Tuesday, January 21, 2014

Strengthening Diaspora Jewish Identity Through e-Learning


Last week the Prime Minister's office announced that Israel would be investing billions of dollars in the coming years to strengthen the Jewish identity of Diaspora Jews.  The announcement was made as part of the government's initiative to reverse the trend towards assimilation by helping Jewish communities throughout the world find strategies that bolster their members' Jewish identity.

One successful program, the Lauder e-Learning School, is already functioning in many countries in Central and Eastern Europe. The school offers online Jewish education for young Jewish students who live hours from a Jewish hub and have no access nearby to Jewish education. The majority of these students have little Jewish background but they are excited about learning and enthusiastic about the program. The parents also have minimal Jewish education -- some grew up without even knowing that they were Jewish -- but they want their children to have the opportunities for Jewish learning that were denied to them. 

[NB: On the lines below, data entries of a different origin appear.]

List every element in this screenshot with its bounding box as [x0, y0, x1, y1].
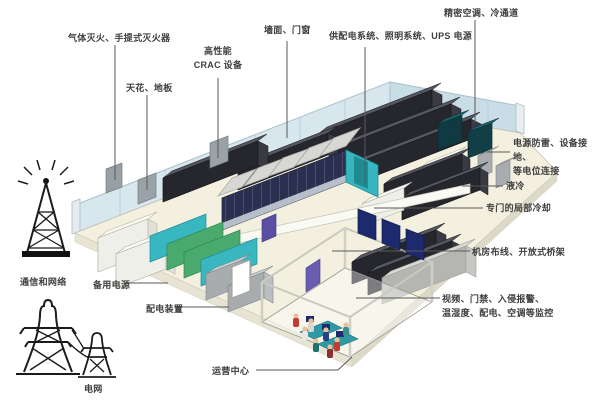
label-operations-center: 运营中心	[212, 364, 249, 378]
label-monitoring: 视频、门禁、入侵报警、 温湿度、配电、空调等监控	[442, 292, 554, 320]
label-power-lighting-ups: 供配电系统、照明系统、UPS 电源	[329, 29, 472, 43]
label-fire-suppression: 气体灭火、手提式灭火器	[68, 31, 170, 45]
label-backup-power: 备用电源	[93, 278, 130, 292]
label-distribution-gear: 配电装置	[146, 302, 183, 316]
label-power-grid: 电网	[84, 382, 103, 396]
data-center-diagram: 气体灭火、手提式灭火器 天花、地板 高性能 CRAC 设备 墙面、门窗 供配电系…	[0, 0, 600, 400]
label-precision-ac: 精密空调、冷通道	[444, 6, 518, 20]
label-crac-equipment: 高性能 CRAC 设备	[173, 44, 263, 72]
power-pylons-icon	[16, 300, 116, 377]
label-surge-grounding: 电源防雷、设备接地、 等电位连接	[513, 136, 600, 178]
building-illustration	[0, 0, 600, 400]
label-wall-doors-windows: 墙面、门窗	[264, 23, 311, 37]
label-local-cooling: 专门的局部冷却	[486, 201, 551, 215]
label-cabling-tray: 机房布线、开放式桥架	[472, 245, 565, 259]
label-ceiling-floor: 天花、地板	[126, 81, 173, 95]
transmission-tower-icon	[18, 160, 74, 257]
label-liquid-cooling: 液冷	[506, 179, 525, 193]
label-comm-network: 通信和网络	[20, 275, 67, 289]
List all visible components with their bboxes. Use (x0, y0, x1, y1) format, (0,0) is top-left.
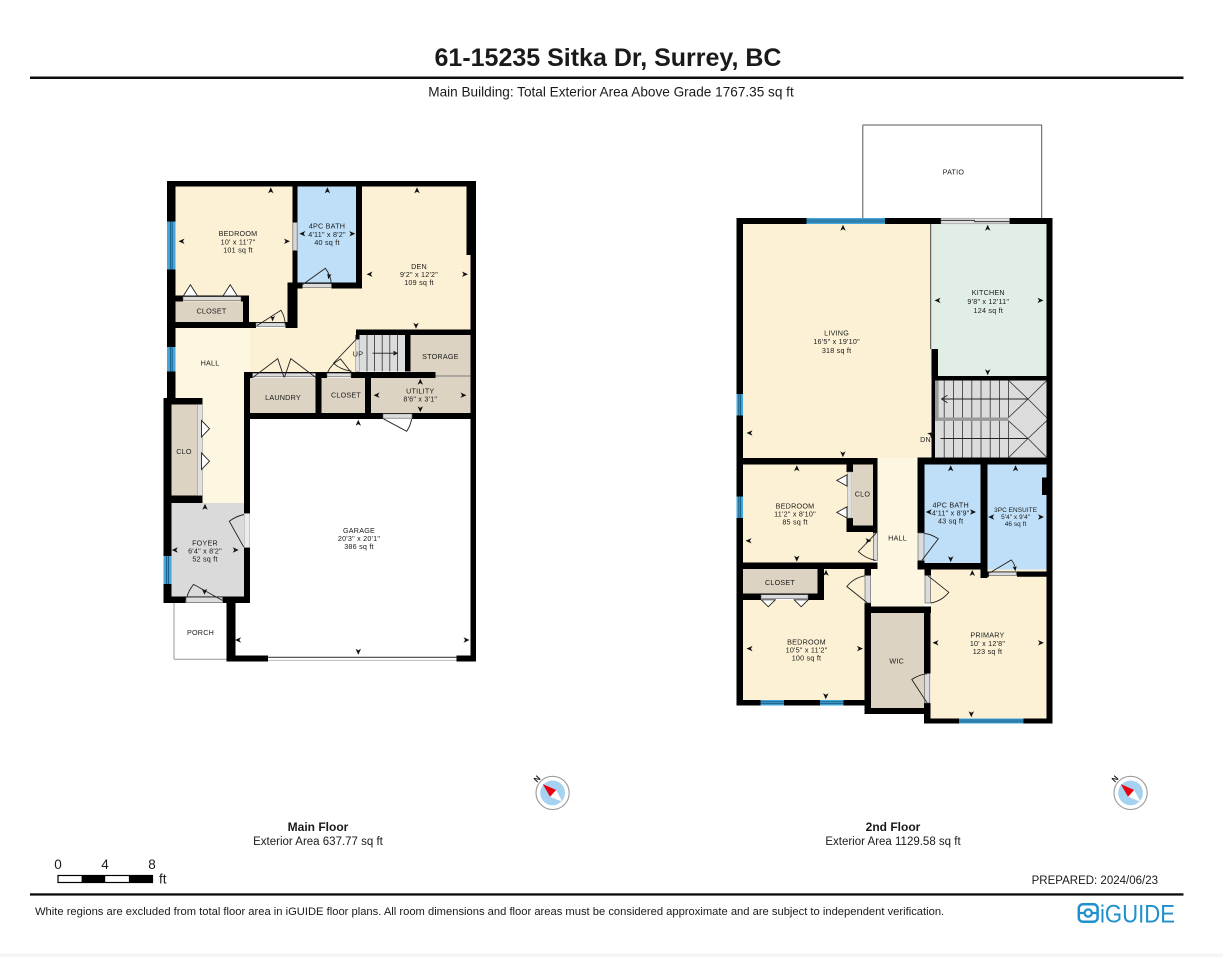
svg-text:CLO: CLO (176, 447, 192, 456)
svg-text:318 sq ft: 318 sq ft (822, 346, 852, 355)
svg-text:UP: UP (353, 349, 363, 358)
svg-text:52 sq ft: 52 sq ft (192, 555, 217, 564)
svg-text:386 sq ft: 386 sq ft (344, 542, 374, 551)
svg-text:STORAGE: STORAGE (422, 352, 459, 361)
svg-text:2nd Floor: 2nd Floor (866, 820, 921, 834)
svg-text:Main Floor: Main Floor (288, 820, 349, 834)
svg-text:HALL: HALL (888, 534, 907, 543)
svg-text:100 sq ft: 100 sq ft (792, 653, 822, 662)
svg-text:109 sq ft: 109 sq ft (404, 278, 434, 287)
svg-text:9'8" x 12'11": 9'8" x 12'11" (967, 297, 1009, 306)
svg-text:101 sq ft: 101 sq ft (223, 246, 253, 255)
svg-text:LAUNDRY: LAUNDRY (265, 393, 301, 402)
svg-text:0: 0 (54, 857, 62, 872)
svg-text:iGUIDE: iGUIDE (1100, 901, 1175, 929)
svg-text:WIC: WIC (889, 657, 904, 666)
svg-text:8'6" x 3'1": 8'6" x 3'1" (403, 395, 437, 404)
svg-text:4: 4 (101, 857, 109, 872)
svg-text:8: 8 (148, 857, 156, 872)
svg-text:DN: DN (920, 435, 931, 444)
svg-text:Exterior Area 1129.58 sq ft: Exterior Area 1129.58 sq ft (825, 836, 961, 848)
svg-text:CLOSET: CLOSET (331, 391, 361, 400)
svg-text:CLOSET: CLOSET (196, 307, 226, 316)
svg-text:61-15235 Sitka Dr, Surrey, BC: 61-15235 Sitka Dr, Surrey, BC (435, 44, 782, 72)
svg-text:Main Building: Total Exterior: Main Building: Total Exterior Area Above… (428, 85, 794, 100)
svg-text:PREPARED: 2024/06/23: PREPARED: 2024/06/23 (1032, 875, 1158, 887)
svg-text:43 sq ft: 43 sq ft (938, 516, 963, 525)
svg-text:KITCHEN: KITCHEN (972, 288, 1005, 297)
svg-text:PORCH: PORCH (187, 628, 214, 637)
svg-text:124 sq ft: 124 sq ft (974, 306, 1004, 315)
svg-text:Exterior Area 637.77 sq ft: Exterior Area 637.77 sq ft (253, 836, 384, 848)
svg-text:CLO: CLO (855, 489, 871, 498)
svg-text:40 sq ft: 40 sq ft (314, 238, 339, 247)
svg-text:123 sq ft: 123 sq ft (973, 647, 1003, 656)
svg-text:46 sq ft: 46 sq ft (1005, 521, 1027, 528)
svg-text:HALL: HALL (201, 358, 220, 367)
svg-text:16'5" x 19'10": 16'5" x 19'10" (813, 337, 860, 346)
svg-text:PATIO: PATIO (943, 168, 965, 177)
svg-text:85 sq ft: 85 sq ft (782, 518, 807, 527)
svg-text:White regions are excluded fro: White regions are excluded from total fl… (35, 906, 944, 918)
svg-text:CLOSET: CLOSET (765, 578, 795, 587)
svg-text:LIVING: LIVING (824, 328, 849, 337)
svg-text:5'4" x 9'4": 5'4" x 9'4" (1001, 514, 1030, 521)
svg-text:ft: ft (159, 872, 167, 887)
svg-text:3PC ENSUITE: 3PC ENSUITE (994, 507, 1037, 514)
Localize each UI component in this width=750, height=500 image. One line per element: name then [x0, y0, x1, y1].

The program offers Jewish education classes — both Hebrew courses and a wide range of Jewish studies” curriculum. These courses are supplemented by elective instruction in three foreign languages (German, French and English) to broaden the students' education and draw the students to the school. Students are invited to select any of the free classes that are offered on weekday afternoons, and they meet online in age-specific groups. Instructors, who were trained and are mentored by Jerusalem EdTech Solutions (JETS Israel) director Smadar Goldstein,  present the computer conferencing classes online and the students interact, answer questions, and complete assignments on tablets which are provided by the Lauder e-Learning School.  

So far almost 50 young Jewish students have taken part in the program. These youngsters are often the only Jews in their public school classrooms and the e-Lauder school is their sole opportunity to interact with other Jews in their own age group.  In addition to their online activities the students are invited to participate in an annual weekend Shabbaton in Warsaw hosted by the Lauder-Morsaha School. They are also invited to attend the annual Ronald S. Lauder Foundation summer camp.

The Lauder e-School was designed with the long-term goal of reviving Jewish life in Eastern Europe. The school's administration works with the Jewish leadership of each of the countries in which is functions including Germany, Slovakia, Poland and the Czech Republic. A similar program is slated to open in Moscow next year. The Warsaw e-School, founded two years ago, is the latest facet in Poland’s Jewish revival, which is bringing Polish Jewry to the level of any small Jewish community in Europe.